User Impact
Users were unable to release print jobs on the device. The job could be seen but on release this would timeout. Scanning was also impacted with documents scanned not reaching the selected destination.
Scope of Impact
Europe (EU) Deployment
Incident Start Date and Time
August 12, 2024, 7:25 UTC
Incident End Date and Time
August 12, 2024, 8:50 UTC
Root Cause
uniFLOW Online worker roles reached an operational limit resulting in requests being queued waiting for resources. The operational limit was the result of an architectural migration made a week earlier.
Following Microsoft EOL directives, we had scheduled maintenance to move to new architecture as part of standard azure component lifecycle. This was completed a week earlier and tested without issue and continued in production for the next week (starting 5th August). This migration did not carry across a specific scaling limit previously set and was not identified during our testing and validation. The new value was below uniFLOW Online required operational limits.

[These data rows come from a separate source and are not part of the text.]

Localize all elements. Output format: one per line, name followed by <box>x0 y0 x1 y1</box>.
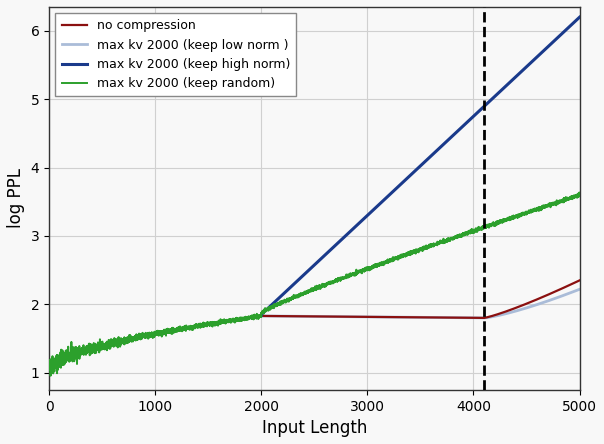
max kv 2000 (keep random) <box>45 364 53 369</box>
max kv 2000 (keep low norm ) <box>364 314 371 320</box>
max kv 2000 (keep random) <box>364 266 371 272</box>
max kv 2000 (keep random) <box>442 239 449 244</box>
max kv 2000 (keep random) <box>47 373 54 378</box>
no compression <box>576 278 583 283</box>
no compression <box>142 333 149 339</box>
Y-axis label: log PPL: log PPL <box>7 168 25 228</box>
max kv 2000 (keep high norm) <box>481 103 489 108</box>
max kv 2000 (keep low norm ) <box>248 315 255 320</box>
max kv 2000 (keep random) <box>482 225 489 230</box>
max kv 2000 (keep low norm ) <box>442 315 449 320</box>
max kv 2000 (keep high norm) <box>45 366 53 371</box>
Line: max kv 2000 (keep low norm ): max kv 2000 (keep low norm ) <box>49 289 580 369</box>
max kv 2000 (keep low norm ) <box>481 315 489 321</box>
Legend: no compression, max kv 2000 (keep low norm ), max kv 2000 (keep high norm), max : no compression, max kv 2000 (keep low no… <box>56 13 296 96</box>
no compression <box>481 315 489 321</box>
no compression <box>45 366 53 371</box>
no compression <box>442 315 449 320</box>
Line: max kv 2000 (keep random): max kv 2000 (keep random) <box>49 192 580 376</box>
no compression <box>390 314 397 320</box>
max kv 2000 (keep low norm ) <box>45 366 53 371</box>
X-axis label: Input Length: Input Length <box>262 419 367 437</box>
max kv 2000 (keep low norm ) <box>576 287 583 292</box>
max kv 2000 (keep high norm) <box>390 188 397 193</box>
max kv 2000 (keep high norm) <box>248 315 255 320</box>
no compression <box>248 315 255 320</box>
max kv 2000 (keep low norm ) <box>142 333 149 339</box>
max kv 2000 (keep random) <box>142 330 149 336</box>
max kv 2000 (keep random) <box>576 190 583 195</box>
max kv 2000 (keep high norm) <box>142 333 149 339</box>
max kv 2000 (keep high norm) <box>442 140 449 146</box>
Line: max kv 2000 (keep high norm): max kv 2000 (keep high norm) <box>49 17 580 369</box>
Line: no compression: no compression <box>49 281 580 369</box>
max kv 2000 (keep random) <box>248 313 255 318</box>
max kv 2000 (keep low norm ) <box>390 314 397 320</box>
max kv 2000 (keep high norm) <box>576 15 583 20</box>
max kv 2000 (keep random) <box>391 256 398 261</box>
max kv 2000 (keep high norm) <box>364 213 371 218</box>
max kv 2000 (keep random) <box>576 193 583 198</box>
no compression <box>364 314 371 320</box>
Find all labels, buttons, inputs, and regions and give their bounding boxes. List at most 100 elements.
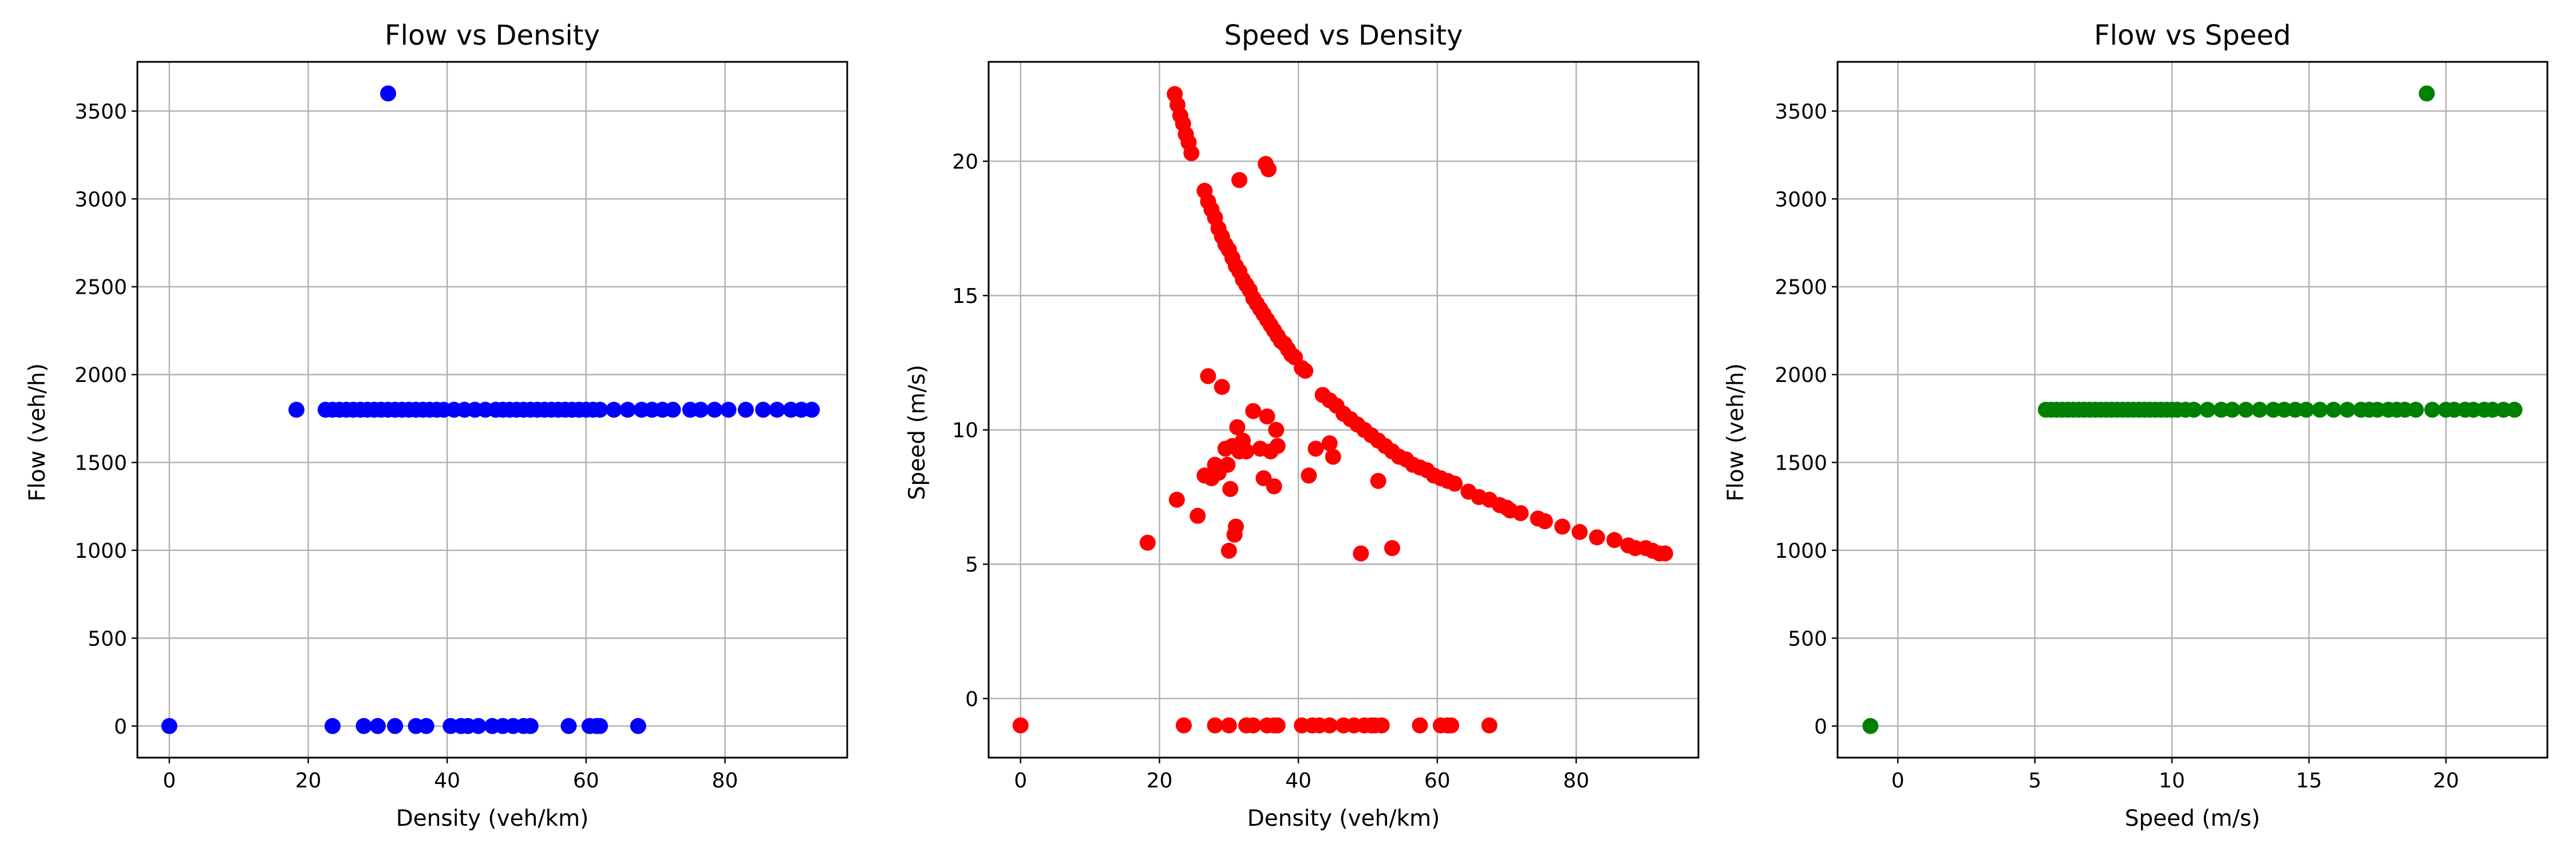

On the 12th we saw a very high load as many people in Europe returned to work from summer holidays. The summer holiday period was the reason this was not seen in the week of the 5th as the load was much lower.
How did we respond
8:02 UTC: Support and Operations teams members collaborated on validation and remediation actions.
8:23 UTC: Operations team raise a public status page. Resources supporting the worker roles were over provisioned to quickly work through the queued request and return the system to normal operation.
8:50 UTC: On full-service recovery the operational limits were re-established.
Next Steps
We apologize for the impact on affected customers. We are continuously taking steps to improve the uniFLOW Online Platform and our processes to help ensure such incidents do not occur in the future. In this case, this includes (but is not limited to):
We have reviewed this incident across the global operations team and key management members.
Monitoring and alerting improvements have been identified and scheduled for implementation.